South Koreans Shun Smartphones in 'Space-Out' Competition

South Korean taking part in Seoul's "space-out"
competition at a riverside park in Seoul on
May 22, 2016.  Photo:  AP
South Koreans shun smartphones in 'space-out' competition
straitstimes.com, 22 May 2016

SEOUL (AFP) - Dozens of people in one of the world's most wired nations on Sunday (May 22) took part in South Korea's "space-out" competition aimed at promoting a life free from stress and information overload.

About 60 contestants spent 90 minutes sitting in a public park in Seoul without talking, sleeping, eating, or using any electronic devices during the event - under the slogan of "Relax Your Brain".

The "space-out" competition was launched by local activists in 2014.

Sunday's event - organised by the Seoul city council - drew more than 1,500 online applicants who vied for the available places in the competition.

"Let our brain - never free from information overload from a smartphone, TV or computer - relax! Let's enjoy just thinking nothing!" the council said in a statement.

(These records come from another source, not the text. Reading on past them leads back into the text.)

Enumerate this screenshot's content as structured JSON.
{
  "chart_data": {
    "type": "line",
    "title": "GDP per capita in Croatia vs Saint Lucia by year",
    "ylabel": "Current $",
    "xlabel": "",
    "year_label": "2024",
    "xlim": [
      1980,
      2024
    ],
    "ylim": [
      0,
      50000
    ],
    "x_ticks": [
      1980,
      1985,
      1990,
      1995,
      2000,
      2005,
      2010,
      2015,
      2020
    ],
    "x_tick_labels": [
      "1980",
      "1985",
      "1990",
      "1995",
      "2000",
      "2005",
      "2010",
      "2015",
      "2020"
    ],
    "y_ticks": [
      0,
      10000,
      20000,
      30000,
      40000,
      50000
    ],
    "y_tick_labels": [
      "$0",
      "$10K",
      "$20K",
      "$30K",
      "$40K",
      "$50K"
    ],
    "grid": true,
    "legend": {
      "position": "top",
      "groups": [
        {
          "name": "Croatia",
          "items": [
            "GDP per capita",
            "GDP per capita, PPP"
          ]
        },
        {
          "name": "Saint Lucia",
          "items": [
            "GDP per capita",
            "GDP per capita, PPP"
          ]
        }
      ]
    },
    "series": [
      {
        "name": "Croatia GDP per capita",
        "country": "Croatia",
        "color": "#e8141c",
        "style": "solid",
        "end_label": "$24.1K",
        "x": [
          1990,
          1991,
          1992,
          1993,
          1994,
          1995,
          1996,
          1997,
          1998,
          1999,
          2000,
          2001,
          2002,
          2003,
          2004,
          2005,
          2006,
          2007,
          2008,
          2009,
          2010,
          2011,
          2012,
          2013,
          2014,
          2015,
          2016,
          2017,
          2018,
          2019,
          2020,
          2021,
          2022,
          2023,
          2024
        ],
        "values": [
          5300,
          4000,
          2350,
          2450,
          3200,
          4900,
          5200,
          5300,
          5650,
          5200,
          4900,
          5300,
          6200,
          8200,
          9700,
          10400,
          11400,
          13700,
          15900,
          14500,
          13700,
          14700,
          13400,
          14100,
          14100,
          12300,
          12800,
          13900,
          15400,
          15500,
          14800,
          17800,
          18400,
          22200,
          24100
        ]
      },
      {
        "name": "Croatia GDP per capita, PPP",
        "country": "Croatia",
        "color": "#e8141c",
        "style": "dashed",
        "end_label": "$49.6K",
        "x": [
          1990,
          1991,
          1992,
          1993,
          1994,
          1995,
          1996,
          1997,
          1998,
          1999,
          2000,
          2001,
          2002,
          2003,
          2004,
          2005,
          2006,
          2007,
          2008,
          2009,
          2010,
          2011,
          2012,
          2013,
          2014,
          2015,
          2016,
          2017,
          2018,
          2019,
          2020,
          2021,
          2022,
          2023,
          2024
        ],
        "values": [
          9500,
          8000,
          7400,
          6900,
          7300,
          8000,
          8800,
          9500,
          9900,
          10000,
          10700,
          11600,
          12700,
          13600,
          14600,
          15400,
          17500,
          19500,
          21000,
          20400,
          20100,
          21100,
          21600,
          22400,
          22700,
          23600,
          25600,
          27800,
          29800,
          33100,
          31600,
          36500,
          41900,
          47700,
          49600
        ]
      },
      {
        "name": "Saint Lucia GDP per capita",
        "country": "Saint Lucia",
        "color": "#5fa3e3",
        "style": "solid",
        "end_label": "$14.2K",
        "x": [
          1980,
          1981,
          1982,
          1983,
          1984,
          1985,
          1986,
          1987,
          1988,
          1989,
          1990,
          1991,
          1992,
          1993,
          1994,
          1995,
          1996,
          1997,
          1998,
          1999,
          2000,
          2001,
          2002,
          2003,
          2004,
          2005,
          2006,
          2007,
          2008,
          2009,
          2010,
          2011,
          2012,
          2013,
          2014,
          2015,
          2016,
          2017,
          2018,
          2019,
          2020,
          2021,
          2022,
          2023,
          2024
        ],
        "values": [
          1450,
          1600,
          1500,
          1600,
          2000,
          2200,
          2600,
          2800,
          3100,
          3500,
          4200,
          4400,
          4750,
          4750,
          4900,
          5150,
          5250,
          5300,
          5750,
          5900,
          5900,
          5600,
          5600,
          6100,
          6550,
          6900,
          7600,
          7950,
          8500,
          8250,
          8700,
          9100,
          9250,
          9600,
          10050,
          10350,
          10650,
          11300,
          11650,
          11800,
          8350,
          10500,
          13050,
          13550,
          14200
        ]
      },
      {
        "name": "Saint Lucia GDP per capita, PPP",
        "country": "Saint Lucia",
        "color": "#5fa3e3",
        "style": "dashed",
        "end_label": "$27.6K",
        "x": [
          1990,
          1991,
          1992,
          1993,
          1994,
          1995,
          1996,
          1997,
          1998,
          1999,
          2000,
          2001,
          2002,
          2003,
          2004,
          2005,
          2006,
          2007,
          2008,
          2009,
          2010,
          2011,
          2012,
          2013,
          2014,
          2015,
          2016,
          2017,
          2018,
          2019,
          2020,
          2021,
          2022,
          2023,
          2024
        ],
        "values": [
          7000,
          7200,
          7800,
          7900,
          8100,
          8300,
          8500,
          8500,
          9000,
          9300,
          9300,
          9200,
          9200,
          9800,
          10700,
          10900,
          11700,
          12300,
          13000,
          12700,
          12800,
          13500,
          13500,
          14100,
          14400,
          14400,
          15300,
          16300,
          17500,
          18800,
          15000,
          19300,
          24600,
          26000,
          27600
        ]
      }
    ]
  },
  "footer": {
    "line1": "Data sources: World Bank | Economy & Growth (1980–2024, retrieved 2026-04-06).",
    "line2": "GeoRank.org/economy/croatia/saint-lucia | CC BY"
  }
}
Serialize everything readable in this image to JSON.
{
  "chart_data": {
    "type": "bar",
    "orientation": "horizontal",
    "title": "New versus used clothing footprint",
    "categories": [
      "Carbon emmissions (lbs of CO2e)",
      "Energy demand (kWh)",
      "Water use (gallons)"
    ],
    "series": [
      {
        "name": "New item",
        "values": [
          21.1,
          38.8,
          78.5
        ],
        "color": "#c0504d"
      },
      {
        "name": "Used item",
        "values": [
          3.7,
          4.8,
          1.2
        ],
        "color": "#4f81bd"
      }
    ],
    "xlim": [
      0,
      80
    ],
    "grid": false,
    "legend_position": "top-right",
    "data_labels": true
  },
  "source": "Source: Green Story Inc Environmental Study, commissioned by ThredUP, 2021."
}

Blank-faced contestants - including a mother and a young child and middle-aged men in suits - sat or lay still in temperatures of over 30 deg C. Many held parasols against the sun.

Participants are also not allowed to look at their watches or move around too much. The person measured as having the most stable heart rate is judged the winner.

On Sunday, the honours went to a famous local rapper.

"I was so exhausted physically and mentally while preparing an album, so I just wanted to relax for a while," said Shin Hyo Seob, a.k.a. Crush.

"This event is highly recommended for those who have migraines or complicated thoughts," the 28-year-old said, holding his glass trophy.

More than 80 per cent of South Korea's 50 million people have smartphones, with a growing fixation on everything digital seen as a serious problem.

The country's smartphone users spend an average of four hours a day tweeting, chatting or playing games, with about 15 per cent showing symptoms of addiction, according to state data.